By midnight, Cairo’s streets were awash in debris, dense with smoke, tense with uncertainty. But they were still full of people. The government shut off the Internet to isolate the Twitter-happy crowds. A few blocks from Tahrir, several hundred protesters stormed an abandoned police truck, tipped it over, and set it ablaze. That’s when plainclothes officers grabbed Noor Ayman Nour, battered his head and shoulders, and shoved him into a green paddy wagon. There were forty-four people piled one atop of another in a vehicle the size of an ambulance. One was praying; a number were crying.
One of the people inside was Jack Shenker, a young journalist from England. “I spotted a high-ranking uniformed officer, and shouted at him that I was a British journalist,” he later said. “He responded by walking over and punching me twice. ‘Fuck you and fuck Britain.’ ”

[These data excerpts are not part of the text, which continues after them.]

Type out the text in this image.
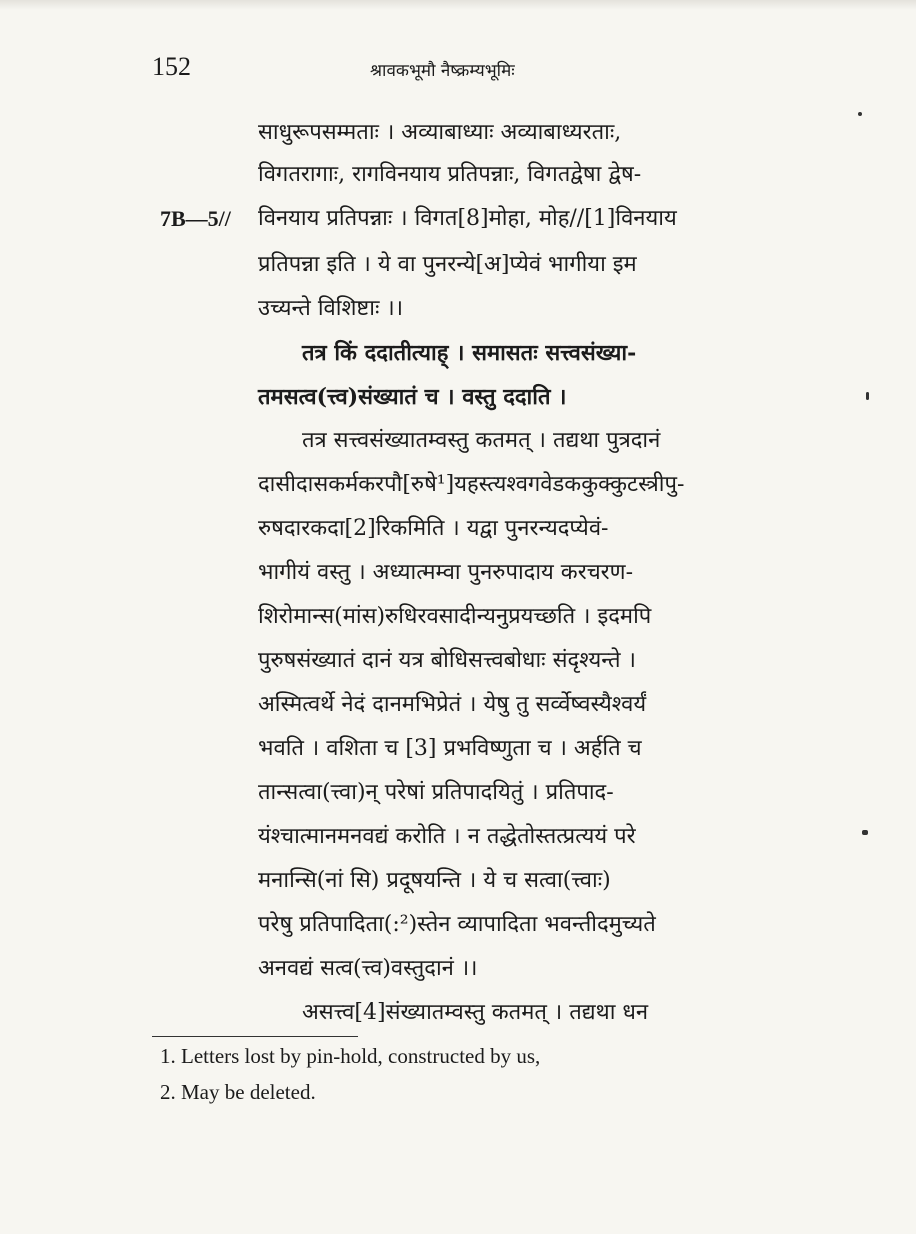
152	श्रावकभूमौ नैष्क्रम्यभूमिः
7B—5//
साधुरूपसम्मताः । अव्याबाध्याः अव्याबाध्यरताः,
विगतरागाः, रागविनयाय प्रतिपन्नाः, विगतद्वेषा द्वेष-
विनयाय प्रतिपन्नाः । विगत[8]मोहा, मोह//[1]विनयाय
प्रतिपन्ना इति । ये वा पुनरन्ये[अ]प्येवं भागीया इम
उच्यन्ते विशिष्टाः ।।
तत्र किं ददातीत्याह् । समासतः सत्त्वसंख्या-
तमसत्व(त्त्व)संख्यातं च । वस्तु ददाति ।
तत्र सत्त्वसंख्यातम्वस्तु कतमत् । तद्यथा पुत्रदानं
दासीदासकर्मकरपौ[रुषे¹]यहस्त्यश्वगवेडककुक्कुटस्त्रीपु-
रुषदारकदा[2]रिकमिति । यद्वा पुनरन्यदप्येवं-
भागीयं वस्तु । अध्यात्मम्वा पुनरुपादाय करचरण-
शिरोमान्स(मांस)रुधिरवसादीन्यनुप्रयच्छति । इदमपि
पुरुषसंख्यातं दानं यत्र बोधिसत्त्वबोधाः संदृश्यन्ते ।
अस्मित्वर्थे नेदं दानमभिप्रेतं । येषु तु सर्व्वेष्वस्यैश्वर्यं
भवति । वशिता च [3] प्रभविष्णुता च । अर्हति च
तान्सत्वा(त्त्वा)न् परेषां प्रतिपादयितुं । प्रतिपाद-
यंश्चात्मानमनवद्यं करोति । न तद्धेतोस्तत्प्रत्ययं परे
मनान्सि(नां सि) प्रदूषयन्ति । ये च सत्वा(त्त्वाः)
परेषु प्रतिपादिता(:²)स्तेन व्यापादिता भवन्तीदमुच्यते
अनवद्यं सत्व(त्त्व)वस्तुदानं ।।
असत्त्व[4]संख्यातम्वस्तु कतमत् । तद्यथा धन
1. Letters lost by pin-hold, constructed by us,
2. May be deleted.
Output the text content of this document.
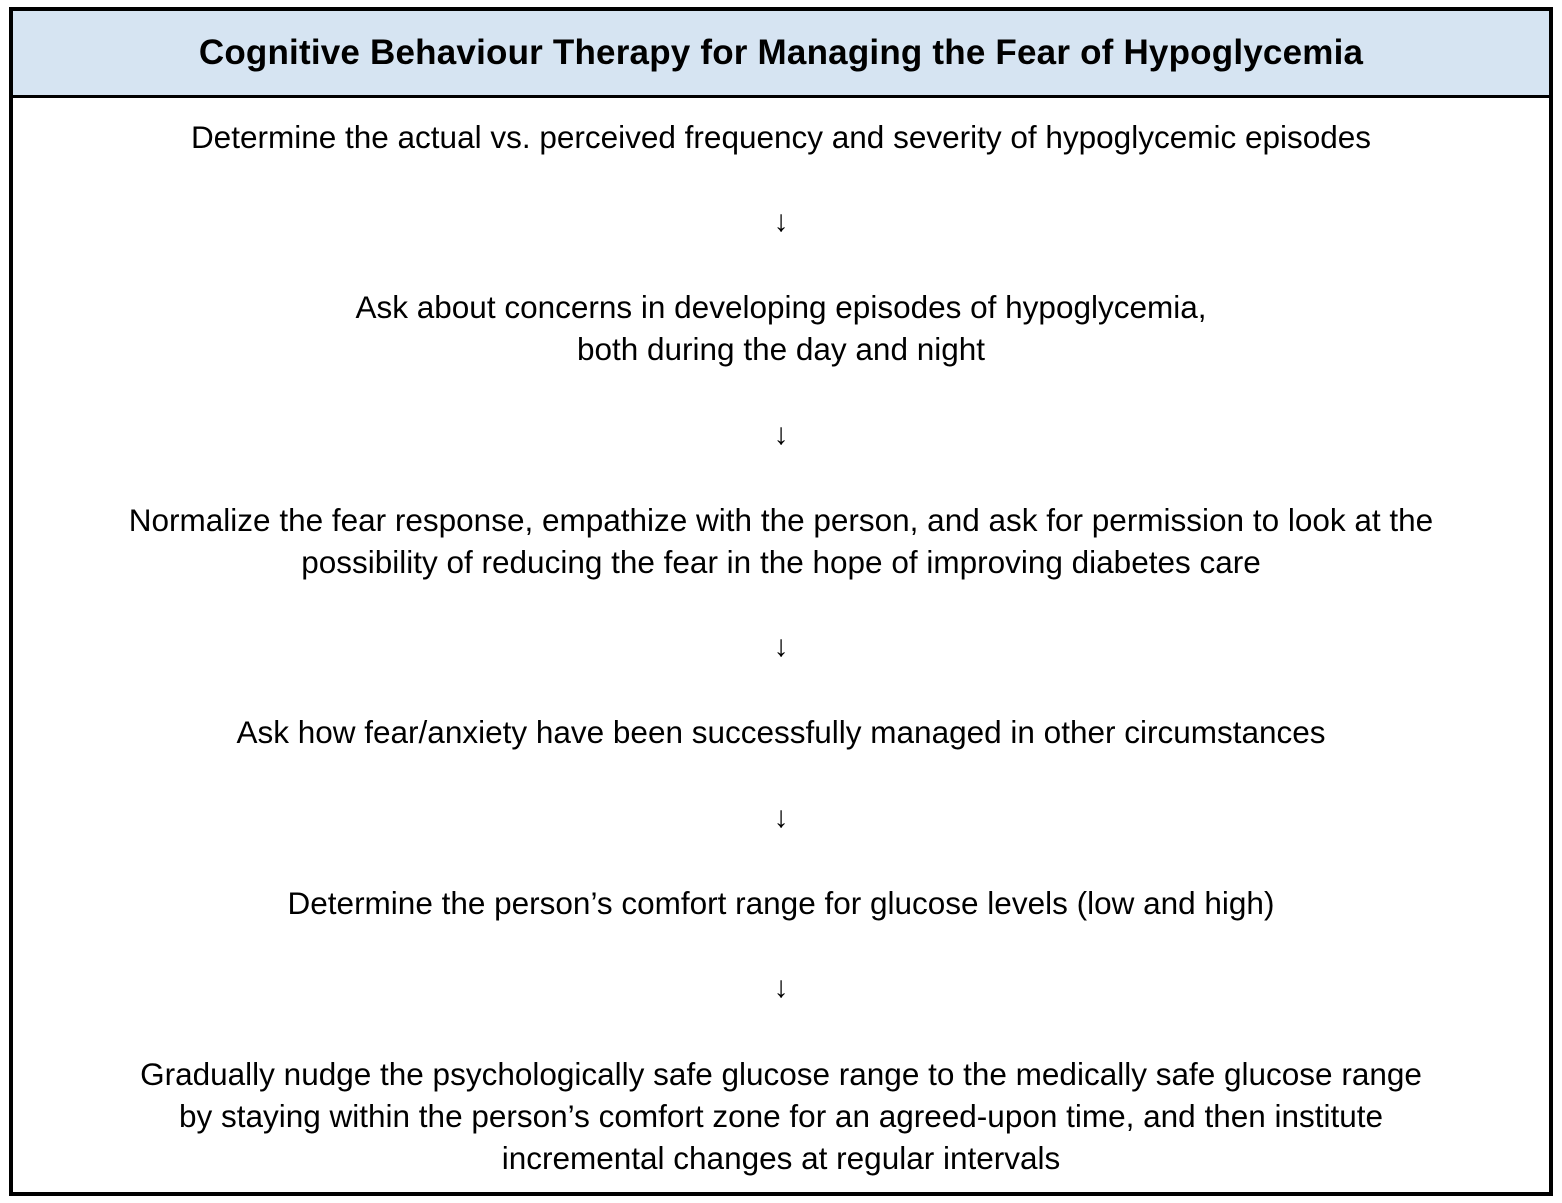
Cognitive Behaviour Therapy for Managing the Fear of Hypoglycemia
Determine the actual vs. perceived frequency and severity of hypoglycemic episodes
↓
Ask about concerns in developing episodes of hypoglycemia,
both during the day and night
↓
Normalize the fear response, empathize with the person, and ask for permission to look at the
possibility of reducing the fear in the hope of improving diabetes care
↓
Ask how fear/anxiety have been successfully managed in other circumstances
↓
Determine the person’s comfort range for glucose levels (low and high)
↓
Gradually nudge the psychologically safe glucose range to the medically safe glucose range
by staying within the person’s comfort zone for an agreed-upon time, and then institute
incremental changes at regular intervals
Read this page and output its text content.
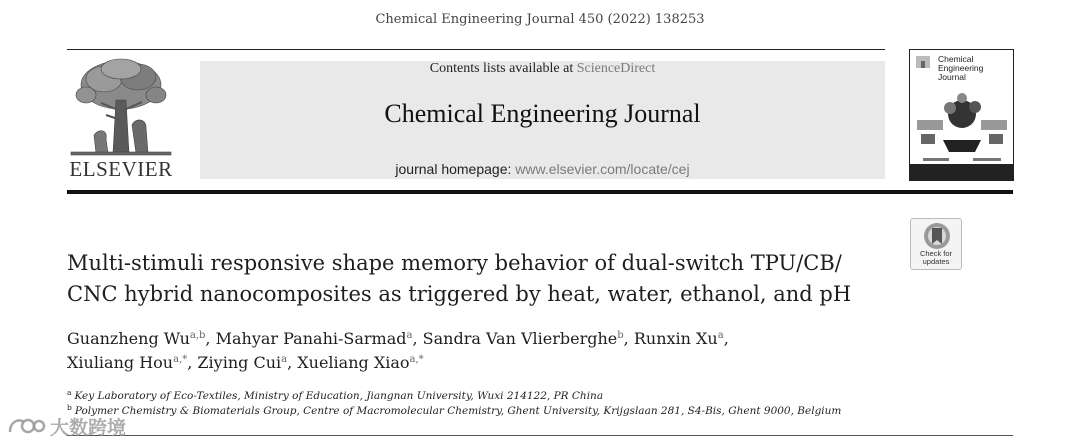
Chemical Engineering Journal 450 (2022) 138253
ELSEVIER
Contents lists available at ScienceDirect
Chemical Engineering Journal
journal homepage: www.elsevier.com/locate/cej
Chemical
Engineering
Journal
Multi-stimuli responsive shape memory behavior of dual-switch TPU/CB/
CNC hybrid nanocomposites as triggered by heat, water, ethanol, and pH
Check for
updates
Guanzheng Wu$^{a,b}$, Mahyar Panahi-Sarmad$^a$, Sandra Van Vlierberghe$^b$, Runxin Xu$^a$,
Xiuliang Hou$^{a,*}$, Ziying Cui$^a$, Xueliang Xiao$^{a,*}$
$^a$ Key Laboratory of Eco-Textiles, Ministry of Education, Jiangnan University, Wuxi 214122, PR China
$^b$ Polymer Chemistry & Biomaterials Group, Centre of Macromolecular Chemistry, Ghent University, Krijgslaan 281, S4-Bis, Ghent 9000, Belgium
大数跨境
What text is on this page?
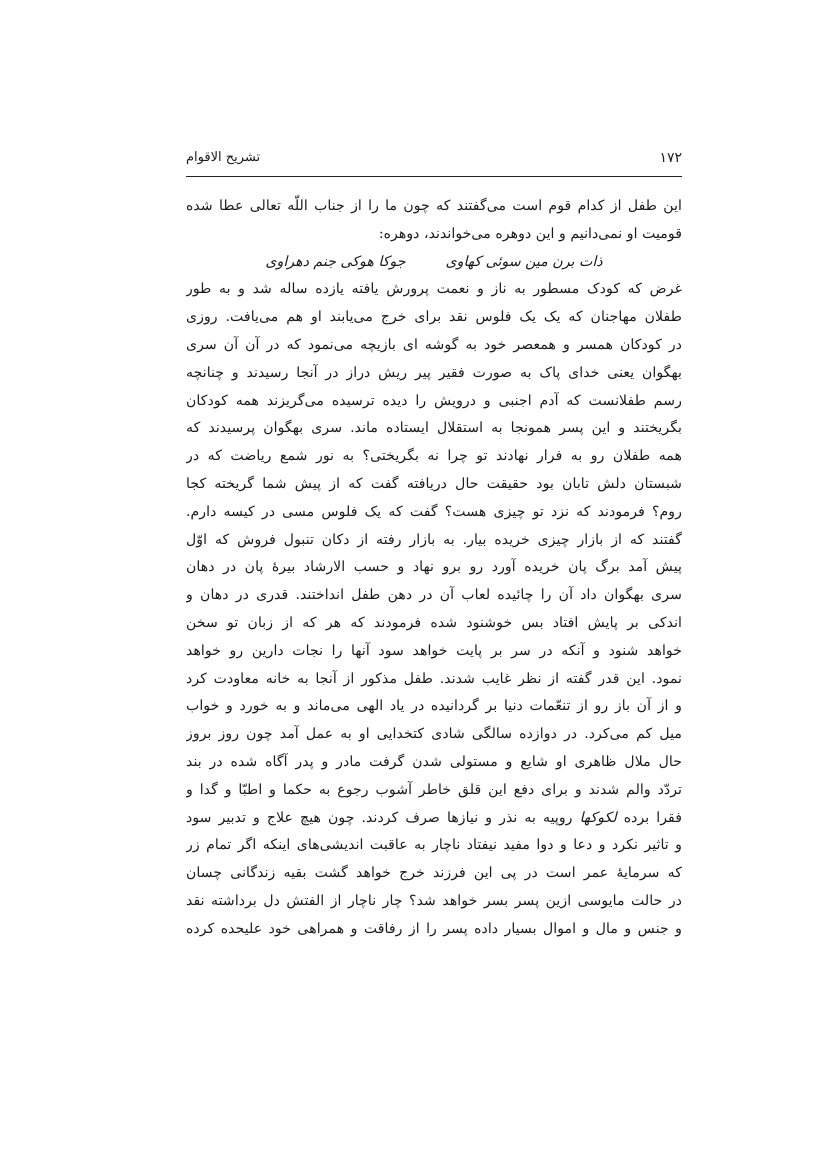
۱۷۲
تشریح الاقوام
این طفل از کدام قوم است می‌گفتند که چون ما را از جناب اللّه تعالی عطا شده
قومیت او نمی‌دانیم و این دوهره می‌خواندند، دوهره:
ذات برن مین سوئی کهاوی
جوکا هوکی جنم دهراوی
غرض که کودک مسطور به ناز و نعمت پرورش یافته یازده ساله شد و به طور
طفلان مهاجنان که یک یک فلوس نقد برای خرج می‌یابند او هم می‌یافت. روزی
در کودکان همسر و همعصر خود به گوشه ای بازیچه می‌نمود که در آن آن سری
بهگوان یعنی خدای پاک به صورت فقیر پیر ریش دراز در آنجا رسیدند و چنانچه
رسم طفلانست که آدم اجنبی و درویش را دیده ترسیده می‌گریزند همه کودکان
بگریختند و این پسر همونجا به استقلال ایستاده ماند. سری بهگوان پرسیدند که
همه طفلان رو به فرار نهادند تو چرا نه بگریختی؟ به نور شمع ریاضت که در
شبستان دلش تابان بود حقیقت حال دریافته گفت که از پیش شما گریخته کجا
روم؟ فرمودند که نزد تو چیزی هست؟ گفت که یک فلوس مسی در کیسه دارم.
گفتند که از بازار چیزی خریده بیار. به بازار رفته از دکان تنبول فروش که اوّل
پیش آمد برگ پان خریده آورد رو برو نهاد و حسب الارشاد بیرۀ پان در دهان
سری بهگوان داد آن را چائیده لعاب آن در دهن طفل انداختند. قدری در دهان و
اندکی بر پایش افتاد بس خوشنود شده فرمودند که هر که از زبان تو سخن
خواهد شنود و آنکه در سر بر پایت خواهد سود آنها را نجات دارین رو خواهد
نمود. این قدر گفته از نظر غایب شدند. طفل مذکور از آنجا به خانه معاودت کرد
و از آن باز رو از تنعّمات دنیا بر گردانیده در یاد الهی می‌ماند و به خورد و خواب
میل کم می‌کرد. در دوازده سالگی شادی کتخدایی او به عمل آمد چون روز بروز
حال ملال ظاهری او شایع و مستولی شدن گرفت مادر و پدر آگاه شده در بند
تردّد والم شدند و برای دفع این قلق خاطر آشوب رجوع به حکما و اطبّا و گدا و
فقرا برده لکوکها روپیه به نذر و نیازها صرف کردند. چون هیچ علاج و تدبیر سود
و تاثیر نکرد و دعا و دوا مفید نیفتاد ناچار به عاقبت اندیشی‌های اینکه اگر تمام زر
که سرمایۀ عمر است در پی این فرزند خرج خواهد گشت بقیه زندگانی چسان
در حالت مایوسی ازین پسر بسر خواهد شد؟ چار ناچار از الفتش دل برداشته نقد
و جنس و مال و اموال بسیار داده پسر را از رفاقت و همراهی خود علیحده کرده
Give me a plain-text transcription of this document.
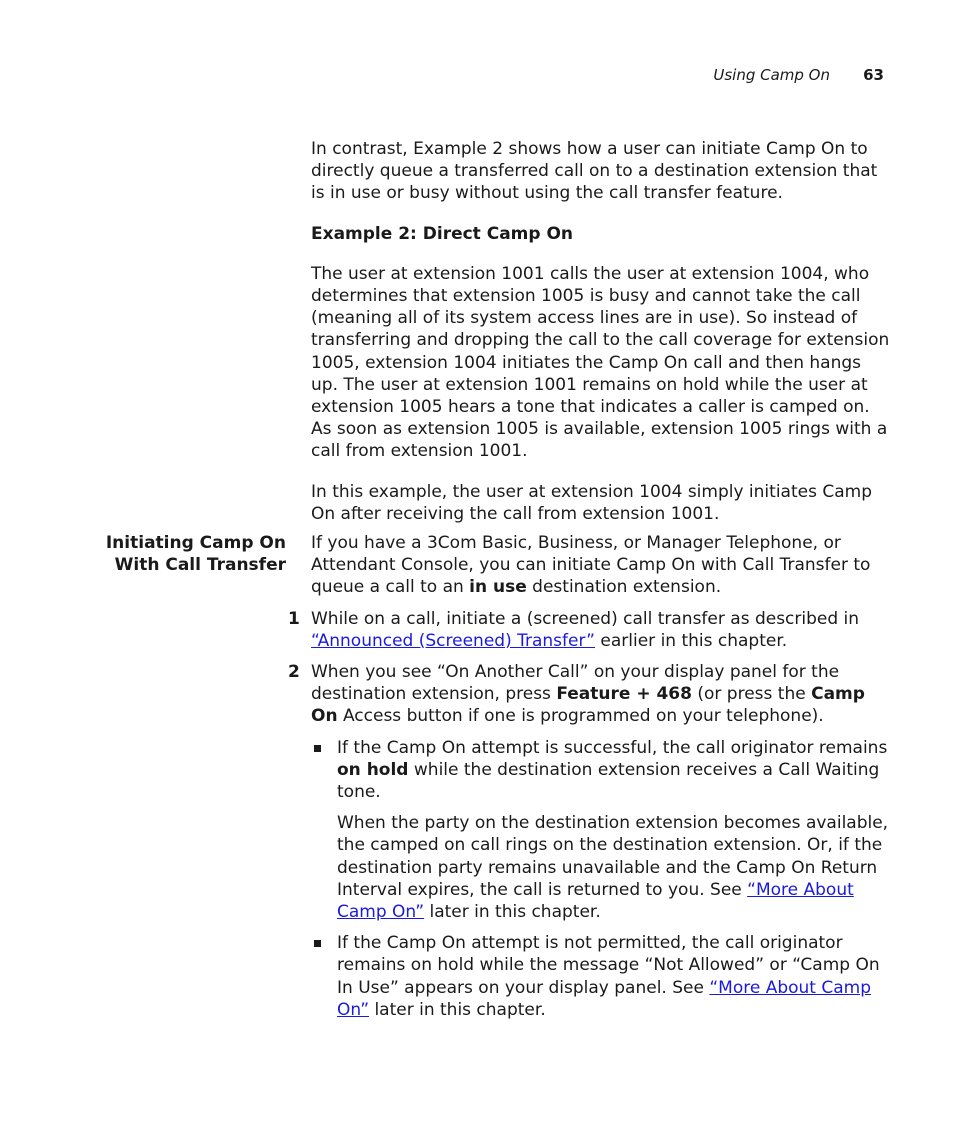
Using Camp On 63

In contrast, Example 2 shows how a user can initiate Camp On to directly queue a transferred call on to a destination extension that is in use or busy without using the call transfer feature.

Example 2: Direct Camp On

The user at extension 1001 calls the user at extension 1004, who determines that extension 1005 is busy and cannot take the call (meaning all of its system access lines are in use). So instead of transferring and dropping the call to the call coverage for extension 1005, extension 1004 initiates the Camp On call and then hangs up. The user at extension 1001 remains on hold while the user at extension 1005 hears a tone that indicates a caller is camped on. As soon as extension 1005 is available, extension 1005 rings with a call from extension 1001.

In this example, the user at extension 1004 simply initiates Camp On after receiving the call from extension 1001.

Initiating Camp On
With Call Transfer

If you have a 3Com Basic, Business, or Manager Telephone, or Attendant Console, you can initiate Camp On with Call Transfer to queue a call to an in use destination extension.

1 While on a call, initiate a (screened) call transfer as described in “Announced (Screened) Transfer” earlier in this chapter.

2 When you see “On Another Call” on your display panel for the destination extension, press Feature + 468 (or press the Camp On Access button if one is programmed on your telephone).

If the Camp On attempt is successful, the call originator remains on hold while the destination extension receives a Call Waiting tone.

When the party on the destination extension becomes available, the camped on call rings on the destination extension. Or, if the destination party remains unavailable and the Camp On Return Interval expires, the call is returned to you. See “More About Camp On” later in this chapter.

If the Camp On attempt is not permitted, the call originator remains on hold while the message “Not Allowed” or “Camp On In Use” appears on your display panel. See “More About Camp On” later in this chapter.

The van sped through the chaotic streets, careening around corners, lurching with the bruised and bloodied bodies of an astonishing cross section of the population: an old man who was taking part in his first demonstration, a young man whos
e eye was bleeding from a rubber bullet, a lawyer. “As I was being dragged into the vehicle,” the lawyer said, “a police general said to me, ‘Do you think you can change the world? You can’t! Do you think you are a hero? You are not.’ ”
But one man inside was very calm. This was not his first demonstration. This was not his first encounter with brutality. His father had been imprisoned when he was thirteen. His mother’s career had been ruined. His teenage years had been spent in a state of perpetual numbness. He had been waiting all his life for this moment. He had been waiting for any sign that the numbness might end. And he knew exactly what to do.
As that green paddy wagon lurched through the streets of Cairo, Noor Ayman Nour tugged the brass zipper above his heart, slid his hand into his pocket, and felt the cool metallic comfort of his backup cell phone. Then the twenty-one-year-old with the baby cheeks did what any boy in his situation might do.
He called his mother.
Talaat Harb Square is actually a circle. In the middle is a statue of the founder of the Bank of Egypt, and surrounding it is a cosmopolitan mix of bookstores, cafés, and political offices, including the one that once housed Ayman Nour’s father. A row of four books in the window of one shop caught my eye. Their covers showed Condoleezza Rice, Madeleine Albright, Michelle Obama, and Khaled Mashal, the head of Hamas. What a perfect representation of the choice Egypt faces, I thought.